Pinning Trapping or what?


#1

At a local tournament there was a V5 robot that was very fast and was up against a slower but accurate shooting Cortex robot. The V5 started ramming the cortex but by hitting it, backing off about a square, and then on again. This went on for over 30 seconds. But it was so fast that nobody was sure if it was pinning, trapping, or what. The cortex robot could not get away to to the speed of the v5. They will be at our state championships and the cortex robot team is asking.
Thoughts?


#2

Just my opinion: It’s neither pinning nor trapping, just careful hitting, which isn’t illegal. They’re not technically being trapped, and clearly not pinned (since they’re not touching the wall or something). Sadly I believe that’s just one of the strong advantages V5 has over Cortex.


#3

This has happened to me, but it is sadly legal. You just have to practice adjusting your shots.


#4

They aren’t breaking rules. My team has been beaten in 4 tournaments by being pushed around by V5.


#5

My only observation was at some point it getting violent enough to tear the robot apart or damage it. Other than that I hate it but… yeah…


#6

Driving and defense are part of Vex. It is a sport, with robots. If you want hippy gentle time, go join FTC .

Pinning is restricting you from leaving an area, not preventing you from entering or settling in one. Practice driving and shooting while people try and poke your robot with brooms and sticks. If you can dodge a broomba, you can dodge a roomba.


#7

Listen… I asked a simple question and was not taking up for anyone. It was not my robot and it is a simple question of at what point it it to violent or considered to be wreck-less?


#8

Rule G12 has your answers.


#9

Based on your description, there probably was no rule violation committed. The official definition of trapping is:

Trapping – A Robot status. A Robot is Trapping if it has restricted an opposing Robot into a small, confined area of the field, approximately the size of one foam field tile or less, and has not provided an avenue for escape. Trapping can be direct (e.g. pinning an opponent to a field perimeter wall) or indirect (e.g. preventing a Robot from escaping from a corner of the field).

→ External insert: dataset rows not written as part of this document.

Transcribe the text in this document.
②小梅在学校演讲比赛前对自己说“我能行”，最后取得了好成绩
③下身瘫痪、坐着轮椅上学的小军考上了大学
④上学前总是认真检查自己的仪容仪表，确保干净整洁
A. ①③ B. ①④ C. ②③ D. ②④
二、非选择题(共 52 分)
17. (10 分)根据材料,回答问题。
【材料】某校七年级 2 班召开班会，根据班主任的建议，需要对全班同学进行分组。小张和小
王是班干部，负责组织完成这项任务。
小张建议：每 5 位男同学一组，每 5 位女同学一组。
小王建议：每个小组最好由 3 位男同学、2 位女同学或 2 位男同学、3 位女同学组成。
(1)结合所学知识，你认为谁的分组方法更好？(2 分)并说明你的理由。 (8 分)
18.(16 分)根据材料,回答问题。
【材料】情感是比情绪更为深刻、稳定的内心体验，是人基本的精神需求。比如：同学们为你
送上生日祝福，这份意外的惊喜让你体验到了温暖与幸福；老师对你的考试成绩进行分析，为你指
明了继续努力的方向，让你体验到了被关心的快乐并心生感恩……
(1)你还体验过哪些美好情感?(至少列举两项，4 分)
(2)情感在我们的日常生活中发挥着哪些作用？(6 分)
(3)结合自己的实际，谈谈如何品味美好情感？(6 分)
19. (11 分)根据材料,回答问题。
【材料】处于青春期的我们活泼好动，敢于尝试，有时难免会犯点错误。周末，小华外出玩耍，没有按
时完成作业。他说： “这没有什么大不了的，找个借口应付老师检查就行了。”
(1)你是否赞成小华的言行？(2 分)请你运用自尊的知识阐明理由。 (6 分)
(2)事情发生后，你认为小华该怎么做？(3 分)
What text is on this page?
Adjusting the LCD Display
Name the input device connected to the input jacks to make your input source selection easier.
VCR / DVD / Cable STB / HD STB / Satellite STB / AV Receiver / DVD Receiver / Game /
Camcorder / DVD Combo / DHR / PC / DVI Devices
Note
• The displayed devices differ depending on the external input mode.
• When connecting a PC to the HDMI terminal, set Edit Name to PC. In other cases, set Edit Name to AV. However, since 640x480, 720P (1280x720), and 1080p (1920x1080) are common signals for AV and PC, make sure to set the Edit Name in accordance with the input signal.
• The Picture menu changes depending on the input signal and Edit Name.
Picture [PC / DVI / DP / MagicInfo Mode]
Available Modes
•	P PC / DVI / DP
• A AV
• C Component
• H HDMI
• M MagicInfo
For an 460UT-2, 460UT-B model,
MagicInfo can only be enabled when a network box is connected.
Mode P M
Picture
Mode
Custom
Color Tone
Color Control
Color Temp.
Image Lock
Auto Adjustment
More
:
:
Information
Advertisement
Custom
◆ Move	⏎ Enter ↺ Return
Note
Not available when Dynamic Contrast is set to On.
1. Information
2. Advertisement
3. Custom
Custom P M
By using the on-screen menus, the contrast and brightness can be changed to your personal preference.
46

The rule that addresses this is G14:

<G14>No Trapping for more than 5 seconds. A Robot may not Trap an opposing Robot for more than five (5) seconds during the Driver Controlled Period. A Trap is officially over once the Trapping Robot has moved away and the Robots are separated by at least two (2) feet (approximately one [1] foam tile). After ending a Trap, a Robot may not Trap the same Robot again for a duration of five (5) seconds; if a Team does Trap the same Robot again, the count will resume from where it left off when the Trapping Robot initially backed off.

I would interpret this to mean if the ramming robot has restricted the target robot to one tile or less, then the trapping count should begin. After the ramming robot backs up at least one tile away, they are required to wait a full five seconds before again making contact, or the count is not reset.

If the ramming robot followed the rules, I don’t think there is anything you can do. Sorry.


#10

You should also note that referees are trained to look for the “trapped” robot to try to escape. A stationary robot shooting at flags is not trying to escape a trap, and therefore another robot cannot be guilty of trapping.


#11

I used this ramming technique against a V5 2BC, and it was very effective. I am a Cortex robot with a steel chassis and locked omnis. I could not be pushed, and my defense was, objectively, pretty good.
I’m not good enough at driving and scouting to hit them and spin them towards flags they already shot (thus shooting at them would toggle them back to my color without any wasted shooting time on my part), which would be absolutely ideal, but I was able to make them miss a lot of shots.


#12

I think that’s just a perk of having V5. We’ve had the same thing happen to our Cortex bots to the point of barely having a chance to score so I don’t think there’s anything preventing it from happening in the rules.


#13

8m drives for cortex still produce more torque. 393 have a stall torque of 1Nm at 160rpm HS gearing, and V5 has a stall torque of 1Nm at 200 rpm. However, the V5s keep that same torque through around 30% of their speed range before it drops. They hardware limit V5 to reduce the stall current draw.

Also, I believe I spoke to one of the members of your team at the state championship a few weeks ago. I watched exactly what you were talking about happen, but part of it was driving. Your teams were up against 4mV5 when they were eliminated, and a lot of it was problems during autonomous, and an inability to shoot accurately while under defensive pressure, which was a problem with driving experience.


#14

Our autonomous was an issue in our last match for sure, but I don’t really see how driver experience could have possibly saved us.